3. Kaplan-Meier and Survival Analysis with sts
After using stset, you can perform nonparametric survival analyses and visualize results using the sts suite of commands.
Typical Tasks:
- Plot the survivor function (Kaplan-Meier curve):sts graph
- Plot cumulative incidence (1 – survival):sts graph, failure
- Display life-table details:sts list
- Visualize survival by subgroups (e.g., living with husband):sts graph, by(notlivingtogether)
- Add confidence intervals:sts graph, by(notlivingtogether) ci
- Compare groups using the log-rank test:sts test notlivingtogether
Example:
sts graph, by(notlivingtogether) ci
This command will display Kaplan-Meier curves for women living with vs not living with their husband, with confidence intervals.
4. Sample Analysis Workflow
// 1. Set up survival data structure
stset day, failure(remove)
// 2. Plot the hazard function (instantaneous event rate)
sts graph, hazard
// 3. Plot cumulative incidence (probability Implanon was removed)
sts graph, failure
// 4. List survival probability at specific times, by living arrangement
sts list, surv at(0 90 180 365) by(notlivingtogether)
5. Interpretation Tips
- Kaplan-Meier curves: A sharper decline indicates a higher rate of the event.

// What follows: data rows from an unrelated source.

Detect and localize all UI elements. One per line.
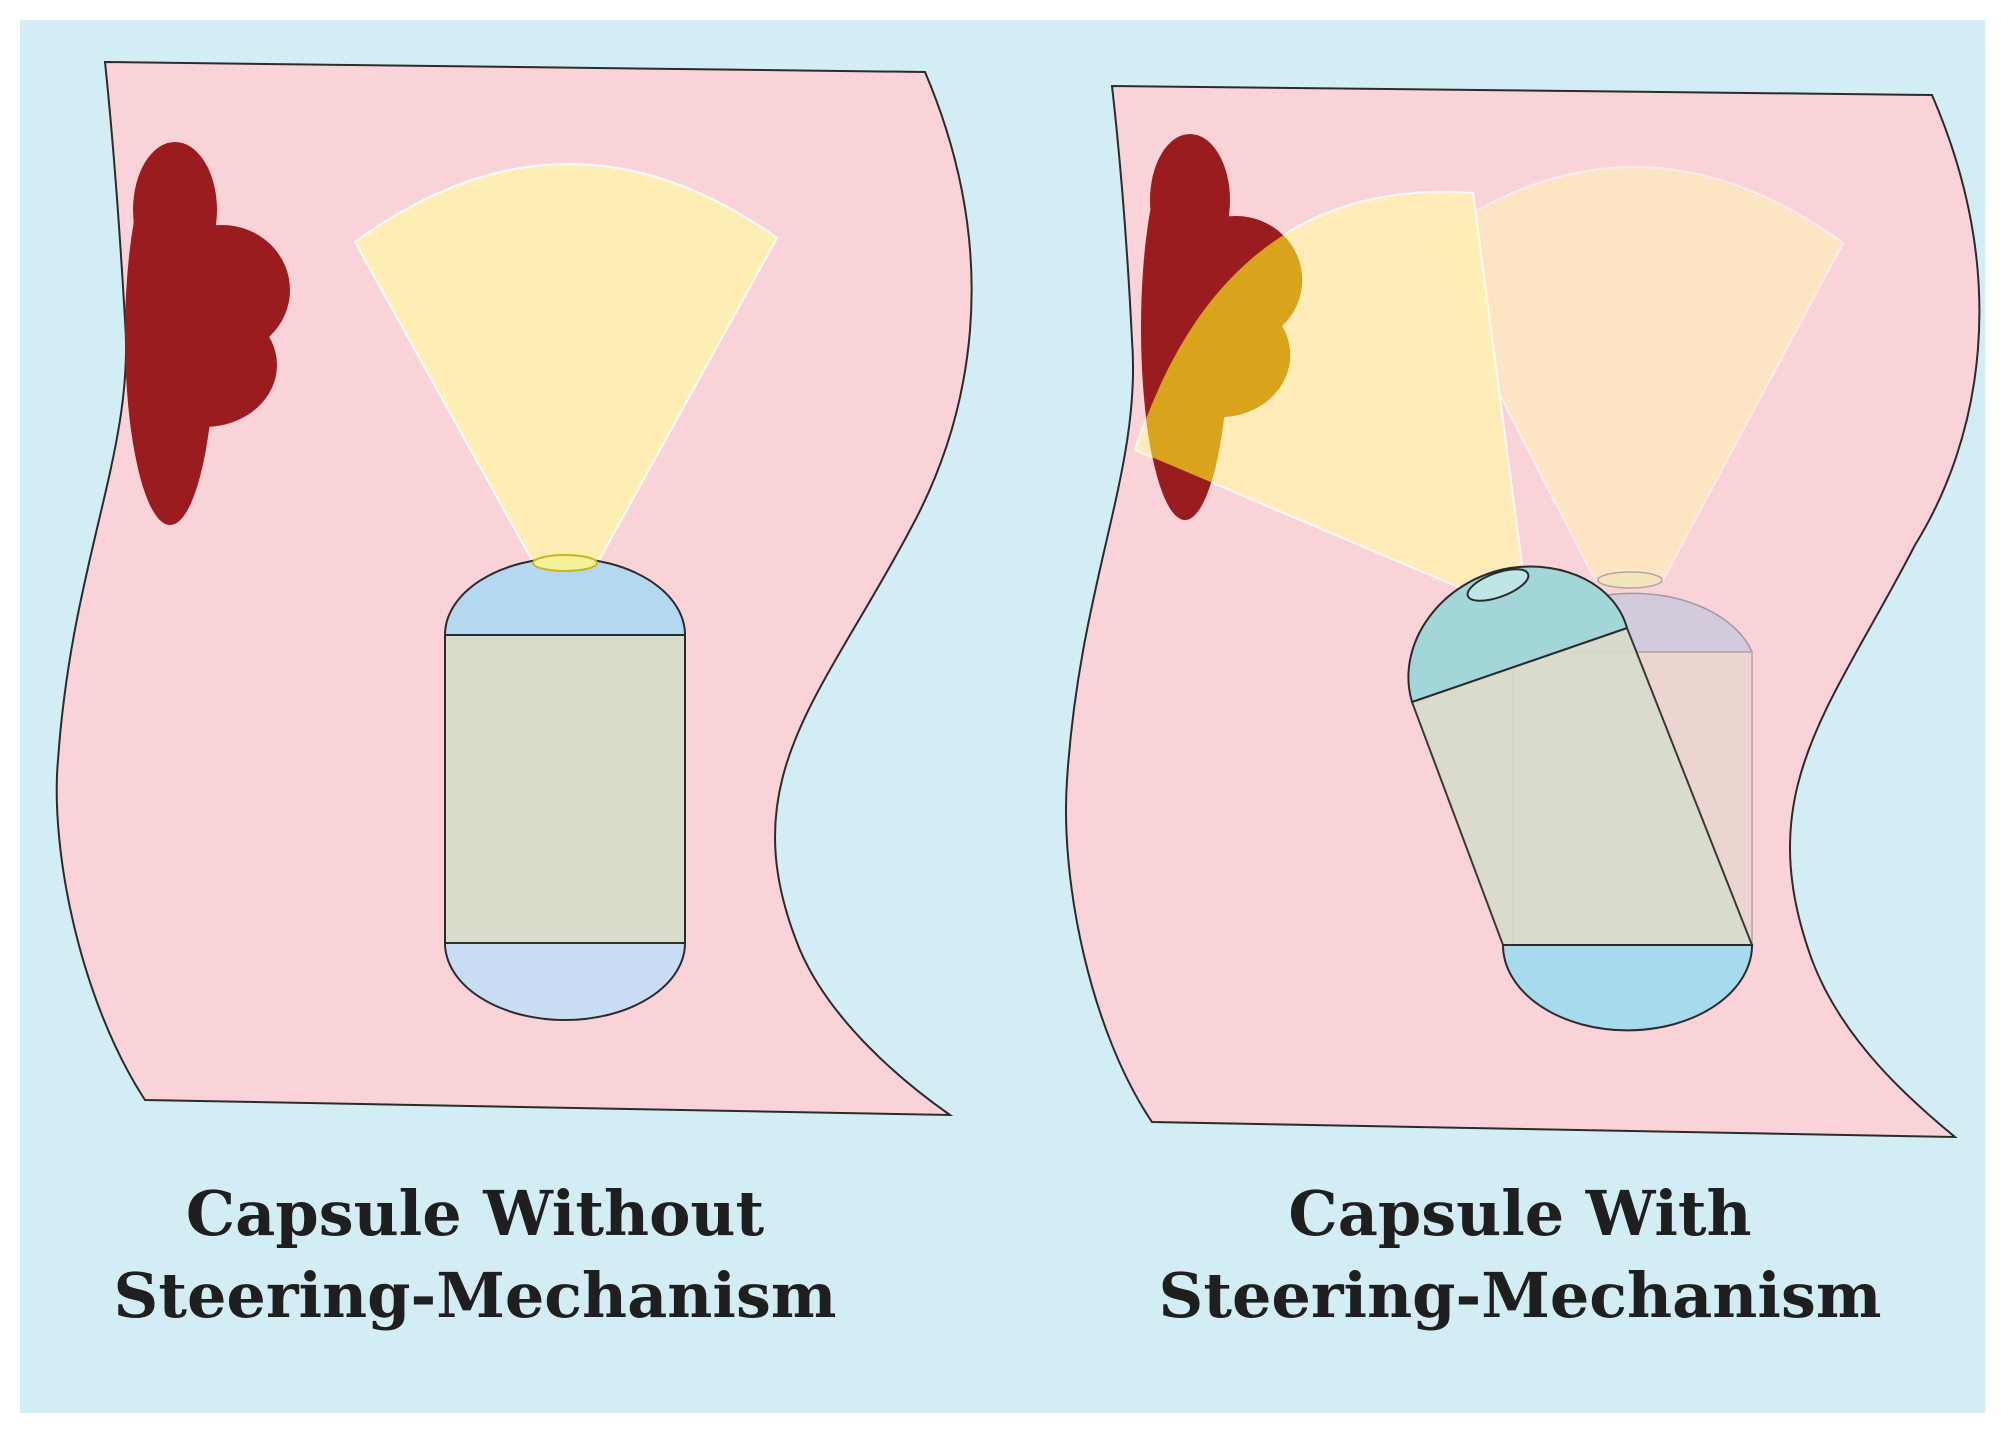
- left-lesion: [125, 142, 290, 525]
- right-panel: Capsule With Steering-Mechanism: [1065, 84, 1981, 1332]
- left-caption-line1: Capsule Without: [186, 1177, 765, 1250]
- left-capsule-body: [444, 634, 686, 944]
- left-capsule-bottom-cap: [443, 942, 687, 1021]
- left-field-of-view: [353, 163, 779, 563]
- left-camera-lens: [532, 554, 598, 572]
- left-panel: Capsule Without Steering-Mechanism: [55, 60, 973, 1332]
- ghost-camera-lens: [1597, 571, 1663, 589]
- right-caption-line1: Capsule With: [1288, 1177, 1751, 1250]
- steered-capsule-top-cap: [1407, 565, 1629, 704]
- steered-capsule-bottom-cap: [1501, 944, 1754, 1032]
- right-caption-line2: Steering-Mechanism: [1159, 1259, 1882, 1332]
- steered-camera-lens: [1466, 568, 1530, 602]
- left-caption-line2: Steering-Mechanism: [114, 1259, 837, 1332]
- left-capsule: [443, 554, 687, 1021]
- steered-capsule: [1407, 565, 1754, 1032]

- sts list output: Look at the columns—number at risk, number of events, number lost (censored), survivor function, standard error, and confidence intervals.
- Group comparisons: Use by() to examine differences in survival between groups (e.g., exposure vs control).
6. Handling Censoring and Multiple Records
If each subject can have multiple records (such as with time-dependent covariates), always use the id() option to uniquely identify subjects:
stset day, id(woman_id) failure(remove)
This tells Stata which rows belong to the same individual.
7. Essentials for Practice and Exams
- Begin with stset to structure your data.
- Always specify time, event, and subject ID (if applicable).
- Plot and tabulate survival and failure functions with sts.
- Use the log-rank test (sts test) to statistically compare survival between groups.
- Incorporate origin(), enter(), or scale() for complex entry or time-scale scenarios.